Guardini poi precisa. Le ideologie non risultano plebee unicamente per la loro fragilità teoretica, bensì perché si appoggiano su un senso morale compromesso, spesso loro motore è l’invidia personale: “L’invidia non vuole che alcuno valga di più e vuole abbattere chi si alza sopra gli altri”. Dietro le teorie egualitariste si cela dunque un’opzione esistenziale; oltre alle difficoltà teoretiche e prima di esse incontriamo delle bassezze comportamentali e personali. L’animo invidioso, proprio perché è tale, si trova accecato nel riconoscere la verità delle differenze che arricchiscono; l’animo invidioso nega le differenze e impone l’egualitarismo perché non accetta che qualcuno possa differire da lui in meglio. La viltà alimenta l’ideologia. E quindi dovremmo chiederci anche circa le Gender Theory: l’assolutizzazione delle differenze e l’egualitarismo applicato ai generi nascondono una fragilità esistenziale di chi non accetta che altri siano migliori di sé? Durissima questa domanda, inaccettabile per i contemporanei, ma genuina. Vi risponderemo in un articolo a venire. E un altro interrogativo si pone circa il grave problema di affidare scelte politiche a uomini moralmente corrotti ed esistenzialmente compromessi. Se la verità e il potere dipendono da persone spiritualmente schiave, lo Stato non potrà che trarne danno. Se le leggi vengono fatte dal governo dei peggiori, saranno leggi pessime. Ne parleremo nel prossimo articolo.

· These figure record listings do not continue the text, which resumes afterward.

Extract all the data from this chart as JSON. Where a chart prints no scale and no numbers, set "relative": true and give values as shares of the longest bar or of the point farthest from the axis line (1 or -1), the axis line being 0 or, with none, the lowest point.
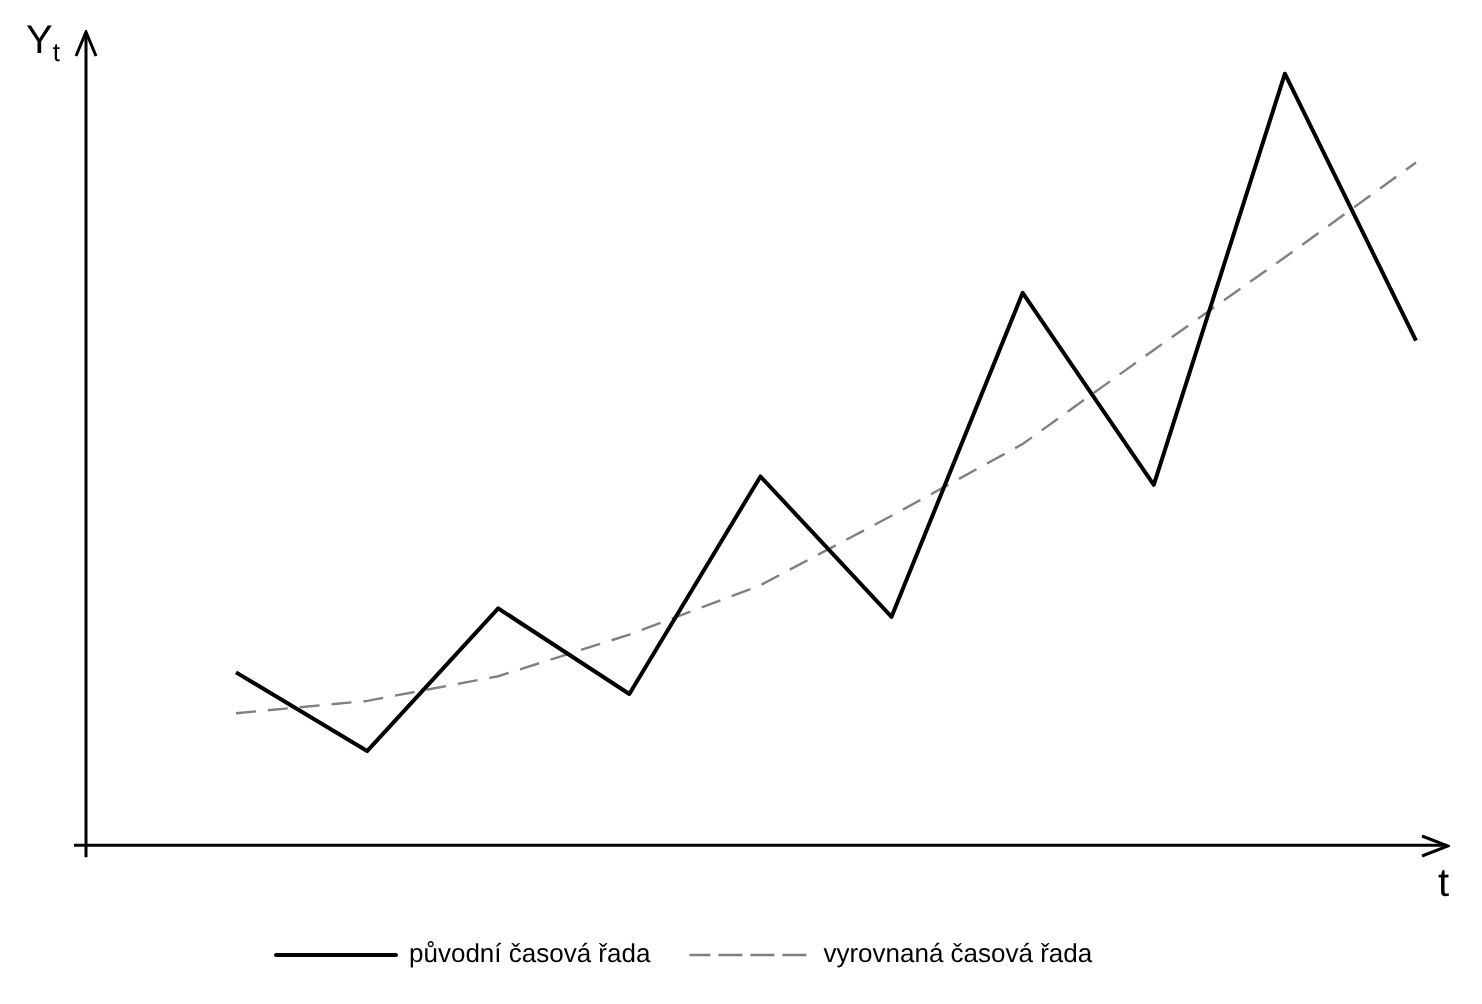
{
  "chart_data": {
    "type": "line",
    "relative": true,
    "xlabel": "t",
    "ylabel": "Y$_{t}$",
    "categories": [
      null,
      null,
      null,
      null,
      null,
      null,
      null,
      null,
      null,
      null
    ],
    "marker": "none",
    "legend": "bottom",
    "series": [
      {
        "name": "původní časová řada",
        "color": "#000000",
        "line_style": "solid",
        "values": [
          0.224,
          0.122,
          0.307,
          0.196,
          0.478,
          0.296,
          0.716,
          0.467,
          1,
          0.654
        ]
      },
      {
        "name": "vyrovnaná časová řada",
        "color": "#808080",
        "line_style": "dashed",
        "values": [
          0.171,
          0.187,
          0.219,
          0.273,
          0.337,
          0.427,
          0.52,
          0.642,
          0.762,
          0.885
        ]
      }
    ]
  }
}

Guardini prosegue nella denuncia delle derive conseguenti agli atteggiamenti plebei, dove essi dominano “non nasce il ricco, intenso, unitario comportamento del popolo nello Stato”. Ma allora quale atteggiamento è richiesto per promuovere un senso statale ricco e fecondo? La risposta chiesta per essere autentici uomini e cittadini è molto esigente e si fonda sull’appello a una magnanimità senza mediocrità. Per essere buoni cittadini bisogna essere personalità di una rettitudine superiore, sacrificata addirittura. Scrive l’autore: “lascia arrivare il singolo al posto che gli compete, le forze e le doti maggiori raggiungeranno i compiti e le maggiori responsabilità, anche se così resteremo noi stessi nell’ombra”. La verità e la civiltà chiedono al singolo uno spirito di autenticità, umiltà e oblazione. Riconoscere dove sta il meglio e promuoverlo, anche a costo di dovermi mettere io stesso in disparte – e questo per il beneficio di tutta la comunità e non di un gruppo ristretto.

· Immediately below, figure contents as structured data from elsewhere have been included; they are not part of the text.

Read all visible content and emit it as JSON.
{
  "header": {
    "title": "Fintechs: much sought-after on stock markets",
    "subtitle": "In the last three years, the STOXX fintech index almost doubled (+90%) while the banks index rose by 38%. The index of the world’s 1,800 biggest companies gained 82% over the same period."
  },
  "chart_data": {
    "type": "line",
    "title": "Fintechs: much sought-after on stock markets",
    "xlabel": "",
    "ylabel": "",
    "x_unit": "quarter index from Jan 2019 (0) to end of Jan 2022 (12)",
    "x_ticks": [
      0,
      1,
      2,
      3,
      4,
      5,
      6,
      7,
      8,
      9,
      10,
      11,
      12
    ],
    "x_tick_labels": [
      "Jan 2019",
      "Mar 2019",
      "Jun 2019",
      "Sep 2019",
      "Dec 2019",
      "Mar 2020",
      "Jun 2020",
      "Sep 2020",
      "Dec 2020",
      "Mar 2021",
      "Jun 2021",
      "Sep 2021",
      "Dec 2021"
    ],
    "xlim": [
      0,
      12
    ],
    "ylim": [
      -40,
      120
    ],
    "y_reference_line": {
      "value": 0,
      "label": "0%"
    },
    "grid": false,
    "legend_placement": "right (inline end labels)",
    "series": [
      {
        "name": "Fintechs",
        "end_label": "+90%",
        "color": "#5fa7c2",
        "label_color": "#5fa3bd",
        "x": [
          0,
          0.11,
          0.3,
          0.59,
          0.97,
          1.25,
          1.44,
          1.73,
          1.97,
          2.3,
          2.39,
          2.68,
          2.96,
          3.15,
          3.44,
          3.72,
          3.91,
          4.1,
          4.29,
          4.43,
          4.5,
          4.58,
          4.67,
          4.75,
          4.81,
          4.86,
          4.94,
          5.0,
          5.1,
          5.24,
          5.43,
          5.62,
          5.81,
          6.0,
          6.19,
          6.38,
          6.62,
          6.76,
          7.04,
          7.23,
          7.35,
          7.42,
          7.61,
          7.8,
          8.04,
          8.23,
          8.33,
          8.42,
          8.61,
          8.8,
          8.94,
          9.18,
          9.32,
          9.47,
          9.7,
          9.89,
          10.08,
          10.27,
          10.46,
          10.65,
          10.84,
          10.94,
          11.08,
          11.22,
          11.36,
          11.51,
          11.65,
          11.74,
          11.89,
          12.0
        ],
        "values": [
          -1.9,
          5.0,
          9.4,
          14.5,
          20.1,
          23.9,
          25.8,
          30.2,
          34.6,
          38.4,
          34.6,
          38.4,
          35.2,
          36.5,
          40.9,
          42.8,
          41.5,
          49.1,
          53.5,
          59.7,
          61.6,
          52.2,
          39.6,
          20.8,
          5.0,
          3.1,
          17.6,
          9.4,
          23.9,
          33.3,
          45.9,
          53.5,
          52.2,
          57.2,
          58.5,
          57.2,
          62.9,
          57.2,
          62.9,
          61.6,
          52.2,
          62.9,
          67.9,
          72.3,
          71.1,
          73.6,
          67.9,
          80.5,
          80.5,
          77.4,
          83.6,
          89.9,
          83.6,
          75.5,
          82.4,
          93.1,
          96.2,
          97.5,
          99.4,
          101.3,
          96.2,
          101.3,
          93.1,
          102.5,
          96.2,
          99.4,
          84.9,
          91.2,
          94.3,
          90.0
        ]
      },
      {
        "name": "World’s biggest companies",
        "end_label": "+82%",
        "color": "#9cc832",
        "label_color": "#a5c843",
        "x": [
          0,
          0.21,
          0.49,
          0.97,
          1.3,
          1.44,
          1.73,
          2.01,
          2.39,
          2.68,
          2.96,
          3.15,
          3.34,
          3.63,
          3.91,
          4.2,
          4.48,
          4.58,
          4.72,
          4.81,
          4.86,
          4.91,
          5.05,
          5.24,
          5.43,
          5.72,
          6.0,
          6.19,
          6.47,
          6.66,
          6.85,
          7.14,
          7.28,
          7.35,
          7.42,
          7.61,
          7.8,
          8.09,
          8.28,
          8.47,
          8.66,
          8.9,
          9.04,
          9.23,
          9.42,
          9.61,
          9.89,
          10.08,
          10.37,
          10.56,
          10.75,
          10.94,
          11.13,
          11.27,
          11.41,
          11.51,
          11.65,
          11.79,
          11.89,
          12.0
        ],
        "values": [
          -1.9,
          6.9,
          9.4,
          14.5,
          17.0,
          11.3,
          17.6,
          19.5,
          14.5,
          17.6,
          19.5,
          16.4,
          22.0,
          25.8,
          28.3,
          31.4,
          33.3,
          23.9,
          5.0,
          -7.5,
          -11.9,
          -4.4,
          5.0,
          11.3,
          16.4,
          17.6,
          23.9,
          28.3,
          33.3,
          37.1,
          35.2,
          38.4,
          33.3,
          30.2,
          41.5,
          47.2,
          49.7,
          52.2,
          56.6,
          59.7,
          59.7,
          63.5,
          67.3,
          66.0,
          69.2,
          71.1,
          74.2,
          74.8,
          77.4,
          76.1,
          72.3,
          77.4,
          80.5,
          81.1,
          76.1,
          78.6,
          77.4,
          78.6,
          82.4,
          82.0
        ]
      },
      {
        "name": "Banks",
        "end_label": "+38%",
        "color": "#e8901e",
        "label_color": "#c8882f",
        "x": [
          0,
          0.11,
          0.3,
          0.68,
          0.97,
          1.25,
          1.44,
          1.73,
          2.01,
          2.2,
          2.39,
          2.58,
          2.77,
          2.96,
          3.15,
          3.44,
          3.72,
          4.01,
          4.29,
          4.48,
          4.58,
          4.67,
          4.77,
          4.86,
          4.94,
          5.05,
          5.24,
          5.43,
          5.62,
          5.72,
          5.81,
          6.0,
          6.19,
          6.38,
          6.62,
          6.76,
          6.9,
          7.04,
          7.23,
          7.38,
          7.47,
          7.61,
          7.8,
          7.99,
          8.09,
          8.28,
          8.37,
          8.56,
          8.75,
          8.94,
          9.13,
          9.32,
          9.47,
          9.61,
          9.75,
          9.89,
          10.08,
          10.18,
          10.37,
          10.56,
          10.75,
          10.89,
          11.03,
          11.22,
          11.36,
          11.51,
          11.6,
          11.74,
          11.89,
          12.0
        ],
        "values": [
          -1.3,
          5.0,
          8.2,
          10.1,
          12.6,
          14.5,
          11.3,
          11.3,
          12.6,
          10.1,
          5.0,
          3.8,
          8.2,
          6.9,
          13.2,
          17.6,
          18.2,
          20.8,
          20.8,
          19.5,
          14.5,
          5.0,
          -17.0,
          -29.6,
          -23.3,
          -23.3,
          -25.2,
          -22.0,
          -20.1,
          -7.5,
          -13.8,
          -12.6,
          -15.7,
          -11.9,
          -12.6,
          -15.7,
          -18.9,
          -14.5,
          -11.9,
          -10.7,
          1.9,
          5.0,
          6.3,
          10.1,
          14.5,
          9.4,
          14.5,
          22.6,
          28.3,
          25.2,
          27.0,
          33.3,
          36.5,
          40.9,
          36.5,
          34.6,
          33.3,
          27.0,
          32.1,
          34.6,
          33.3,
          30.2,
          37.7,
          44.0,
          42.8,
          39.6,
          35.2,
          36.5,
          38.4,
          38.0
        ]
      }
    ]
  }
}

Lo stesso atteggiamento si richiede al ‘migliore’ assurto ai posti di comando, il quale è chiamato ad agire in modo che “gli altri partecipino, capiscano e collaborino, e fa sentire attraverso tutto il suo modo di agire come egli lavori per loro. Così l’unità diventa l’unità di chi guida e di chi è guidato; di chi va avanti e di chi segue; del creatore e dello scopritore e del collaboratore”.
Il testo di Guardini non approfondisce la definizione degli stereotipi e non esemplifica la loro catalogazione o evoluzione. Fa qualcosa di diverso, e di grandemente importante per noi: getta luce sulle qualità umane richieste al singolo e alla comunità al fine di costruire insieme una politica giusta, imperniata sulla verità. Nel precedente articolo ho lasciato un richiamo generico al compito di studiare, per meglio comprendere il portato dei diversi stereotipi in base alle situazioni e alle aumentate conoscenze scientifiche. Ora, grazie al filosofo italo-tedesco, siamo andati oltre. Abbiamo visto che è necessario lavorare anche e soprattutto su se stessi, sul proprio sguardo, sul proprio senso morale, sul proprio modo di vedere, sulla propria disponibilità nei confronti della verità e della giustizia, sulla forza di superare l’egoismo e di sottomettersi alla realtà anche quando essa non è generosa con noi, o almeno lo è di più con gli altri. Tutte queste attitudini hanno a che fare radicalmente con la capacità di confrontarsi con gli stereotipi, di sciogliere quelli falsi, di proporzionare quelli veri e di fuggire le ideologie.
Le prossime tappe della nostra ricerca
A questo punto potremmo aprire un grosso capitolo relativo alla formazione personale e magari addentrarci nello studio complessivo delle “Lettere” di Guardini. Ma questo ci porterebbe fuori tema. Però nel prossimo articolo sosteremo ancora un momento a commentare la struttura della Lettera Nona, dedicandoci alla questione della Comunanza nel suo complesso. Essa ci offrirà ricchissimi spunti per riflettere sul senso della politica e su come rispondere virtuosamente alle sue crisi moderne. La debacle sugli e degli LGBTP sta mostrando infatti, tra gli altri aspetti, anche un lato di profondo decadimento nel senso statale e democratico. La visione politica rappresenta dunque un ulteriore punto di vista sul problema, la chiarificazione del quale potrà darci istruzioni notevoli attorno al problema stesso. Così prosegue il nostro cammino, che appunto vuole essere non un’analisi dell’oggetto LGBTP, quanto una critica del contesto e dei presupposti che a tale oggetto stanno dando linfa e protagonismo.